Rose Hip Freezer Jam

  • 1 cup trimmed and seeded rose hips
  • 3/4 cup water
  • 3 tablespoons lemon juice
  • 2 cups sugar
  • 1 (1.75 ounce) package powdered fruit pectin
  • another 3/4 cup water
  1. Put the prepared rose hips, water, and lemon juice in a blender; blend until smooth. Small bits of rose hips skin are okay.
  2. Gradually add the sugar while blender is running. Blend until sugar is dissolved.
  3. Stir the pectin into 3/4 cup water in a saucepan. Bring to a boil; boil hard for about 1 minute. Slowly pour into the rose hip mixture; blend for about 30 seconds.
  4. Pour jam into glass jars and place in refrigerator overnight to gel.

I started by picking a basketful of rose hips off the shrub in my garden.


Hmm…why isn’t my basket getting any fuller?  Could it be that there are little thieves afoot?


Do puppies like rose hips?


Apparently they do.


Cutting off the blossom end, pulling the stems, and removing the seeds from enough rose hips to yield one cup took a little over an hour.  It’s a time-intensive job, but the results were worth it.


I tossed the seeds into our meadow in hopes that more rosa rugosa bushes will grow wild.image

I pureed the prepared rose hips with water and lemon juice in the blender, and then slowly added the sugar.image

Then I boiled the fruit pectin for one minute with more water.imageimage

I blended the fruit pectin water into the rose hip/sugar puree for 30 seconds on high speed.


Finally, I poured the mixture into jam jars and put it in the refrigerator overnight.


I always save the glass jars from store-bought jam; actually I save nearly all glass jars.  Glass has become rare as a packaging material, but I prefer it over plastic, which sometimes leaves an odd taste in food and which may be leaching chemicals into the food.  I use old glass jars for storing things I make or harvest but don’t can.

This morning the jam had set.  The consistency is almost like pudding.


I’ve got a fresh batch of bread dough started in the bread machine; it’s supposed to be very hot today (nearly 90 degrees, which is hot by Michigan standards), so instead of cooking anything for lunch, we’ll just have fresh bread, rose hip jam, and iced mint tea made with mint leaves from the garden.

7 thoughts on “Making rose hip jam.

  1. Lousy SOD (sonofadietician) here; the bummer about rose hip jam is that ascorbic acid (Vitamin C) is seriously degraded/ destroyed at about 70C/160F, so your canning is going to get rid of that nutrition…..lovely stuff for other reasons, but not for that vitamin C anymore.


    Liked by 1 person

  2. I know why those puppies followed you around. They are very curious about what humans eat. It must be pretty good.
    I had another thought, a lot of your posts are written for a bear’s sweet tooth. You wouldn’t be feeding them and not telling us, would you?

    Liked by 1 person

  3. Oh, I love rose hip jam! Congratulations on giving it a try. Your husband is right, it does smell a bit like apricot candy. I really like it on crepes stuffed with a bit of greek yogurt.

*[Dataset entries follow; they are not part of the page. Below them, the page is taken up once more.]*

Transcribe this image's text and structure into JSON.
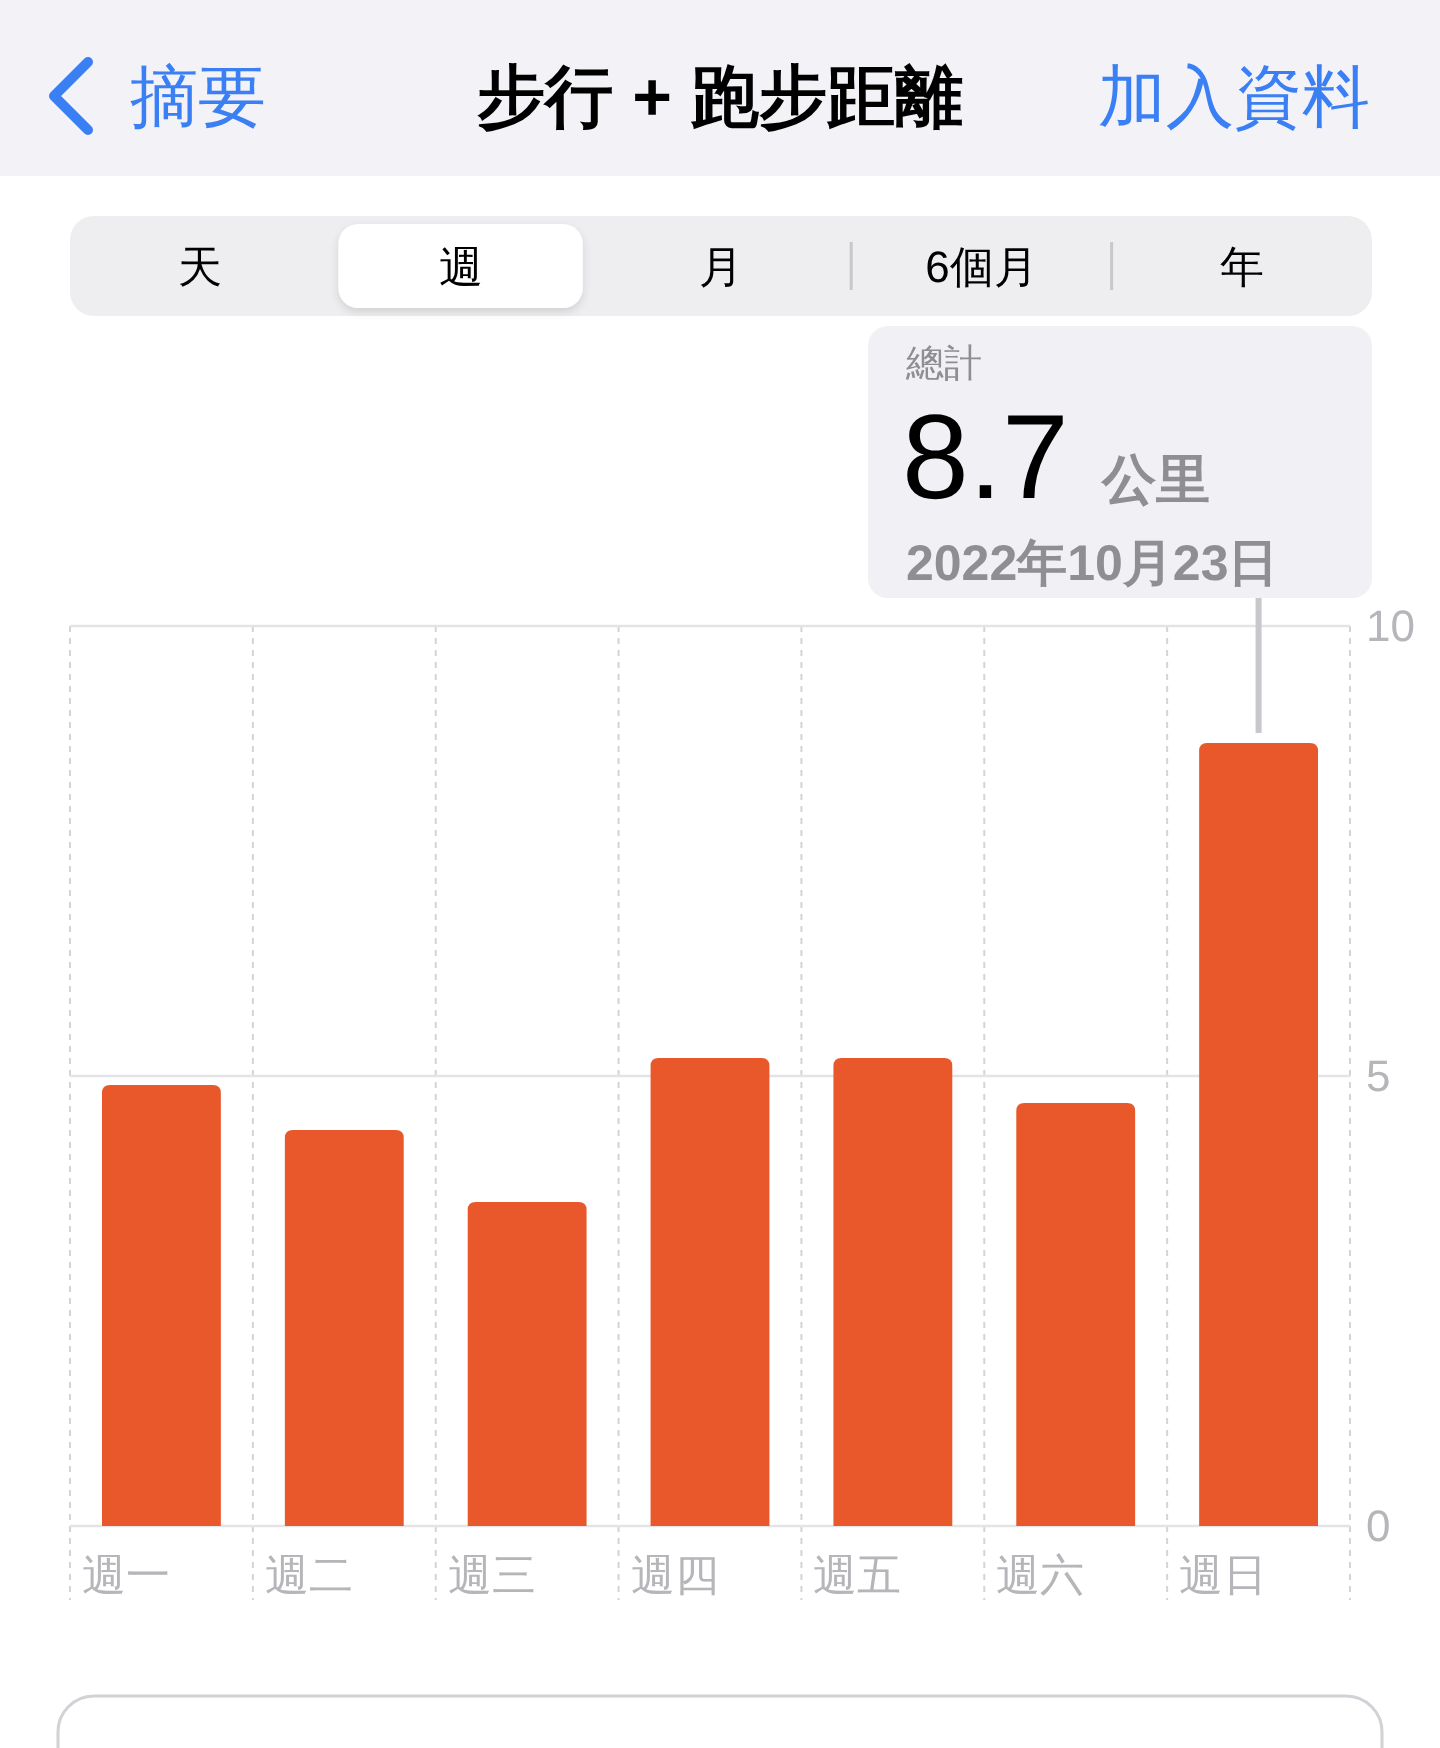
{
  "chart_data": {
    "type": "bar",
    "title": "步行 + 跑步距離",
    "categories": [
      "週一",
      "週二",
      "週三",
      "週四",
      "週五",
      "週六",
      "週日"
    ],
    "values": [
      4.9,
      4.4,
      3.6,
      5.2,
      5.2,
      4.7,
      8.7
    ],
    "color": "#e9582b",
    "ylim": [
      0,
      10
    ],
    "yticks": [
      0,
      5,
      10
    ],
    "grid": true,
    "annotations": [
      "摘要",
      "加入資料",
      "天",
      "週",
      "月",
      "6個月",
      "年",
      "總計",
      {
        "text": "8.7 公里",
        "x": "週日",
        "y": 8.7
      },
      "2022年10月23日"
    ]
  }
}
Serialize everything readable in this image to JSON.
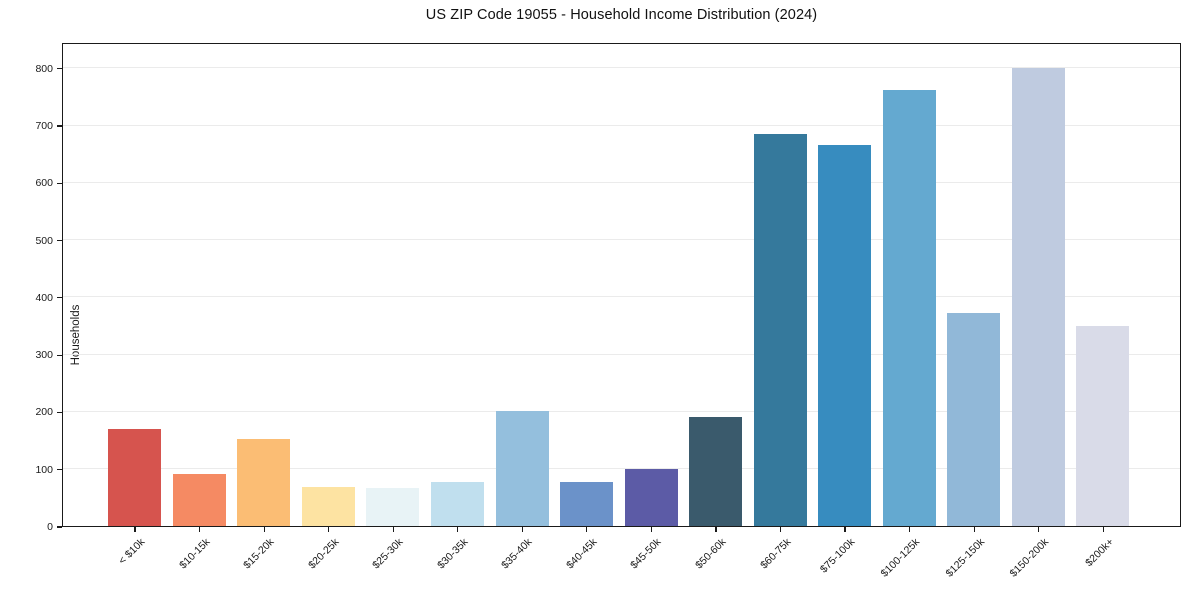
{
  "title": "US ZIP Code 19055 - Household Income Distribution (2024)",
  "chart_data": {
    "type": "bar",
    "title": "US ZIP Code 19055 - Household Income Distribution (2024)",
    "xlabel": "",
    "ylabel": "Households",
    "categories": [
      "< $10k",
      "$10-15k",
      "$15-20k",
      "$20-25k",
      "$25-30k",
      "$30-35k",
      "$35-40k",
      "$40-45k",
      "$45-50k",
      "$50-60k",
      "$60-75k",
      "$75-100k",
      "$100-125k",
      "$125-150k",
      "$150-200k",
      "$200k+"
    ],
    "values": [
      170,
      91,
      152,
      68,
      66,
      77,
      200,
      77,
      100,
      190,
      685,
      665,
      762,
      372,
      800,
      350
    ],
    "bar_colors": [
      "#d6544e",
      "#f58a63",
      "#fbbd74",
      "#fde3a2",
      "#e8f3f6",
      "#c0dfee",
      "#94bfdd",
      "#6b92c9",
      "#5c5ba6",
      "#3a5a6c",
      "#35799c",
      "#378cbf",
      "#64a9d0",
      "#91b8d8",
      "#bfcbe0",
      "#d9dbe8"
    ],
    "ylim": [
      0,
      845
    ],
    "yticks": [
      0,
      100,
      200,
      300,
      400,
      500,
      600,
      700,
      800
    ],
    "grid": true,
    "grid_color": "#ebebeb",
    "axis_color": "#1a1a1a",
    "legend_position": "none"
  }
}
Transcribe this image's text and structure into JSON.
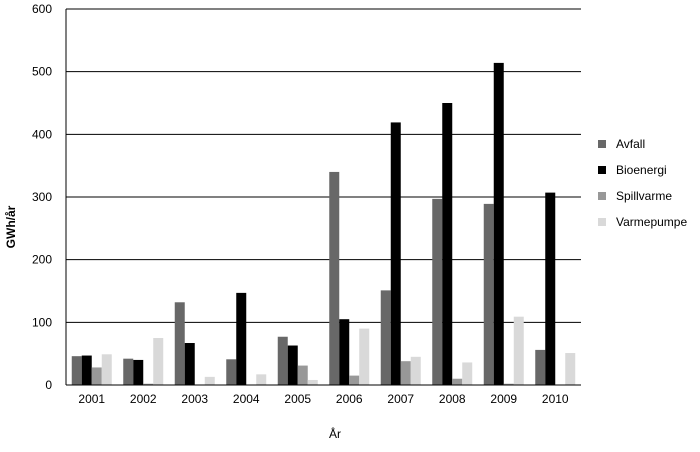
{
  "chart_data": {
    "type": "bar",
    "title": "",
    "xlabel": "År",
    "ylabel": "GWh/år",
    "ylim": [
      0,
      600
    ],
    "yticks": [
      0,
      100,
      200,
      300,
      400,
      500,
      600
    ],
    "grid": true,
    "legend_position": "right",
    "categories": [
      "2001",
      "2002",
      "2003",
      "2004",
      "2005",
      "2006",
      "2007",
      "2008",
      "2009",
      "2010"
    ],
    "series": [
      {
        "name": "Avfall",
        "color": "#686868",
        "values": [
          46,
          42,
          132,
          41,
          77,
          340,
          151,
          297,
          289,
          56
        ]
      },
      {
        "name": "Bioenergi",
        "color": "#000000",
        "values": [
          47,
          40,
          67,
          147,
          63,
          105,
          419,
          450,
          514,
          307
        ]
      },
      {
        "name": "Spillvarme",
        "color": "#989898",
        "values": [
          28,
          2,
          0,
          0,
          31,
          15,
          38,
          10,
          2,
          0
        ]
      },
      {
        "name": "Varmepumpe",
        "color": "#d9d9d9",
        "values": [
          49,
          75,
          13,
          17,
          8,
          90,
          45,
          36,
          109,
          51
        ]
      }
    ]
  }
}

    Something else rose hips are good for are facials. That puree without the sugar and pectin is just like a vitamin c treatment in a fancy salon. Always a good idea to test your skin for any sensitivity first, but it leaves me feeling smooth and refreshed. 😉

    Liked by 1 person

    • Hey, all natural skin care! I love it!

      Someone on twitter suggested another use to me: home brewing.

      We’ve never done any home brewing, though I’d like to try making wine once our currant bushes start yielding. I think rose hips can be used to make wine, too. There seem to be some recipes floating around on google for it.

      Today’s projects including making and canning mint jelly and making horehound cough drops.


  4. That jam looks so tasty!

    And I’m with you on the glass – slowly but surely I’m getting rid of as much plastic as I can and switching to glass containers (well except for lunch containers); and if I can’t store it in glass, then “Press & Seal”, AND freezer paper are my go-to wraps (is it just me or is anyone else noticing that freezer paper has seemed to evolved into a somewhat esoteric item and thus less commonly available at your local supermarket?)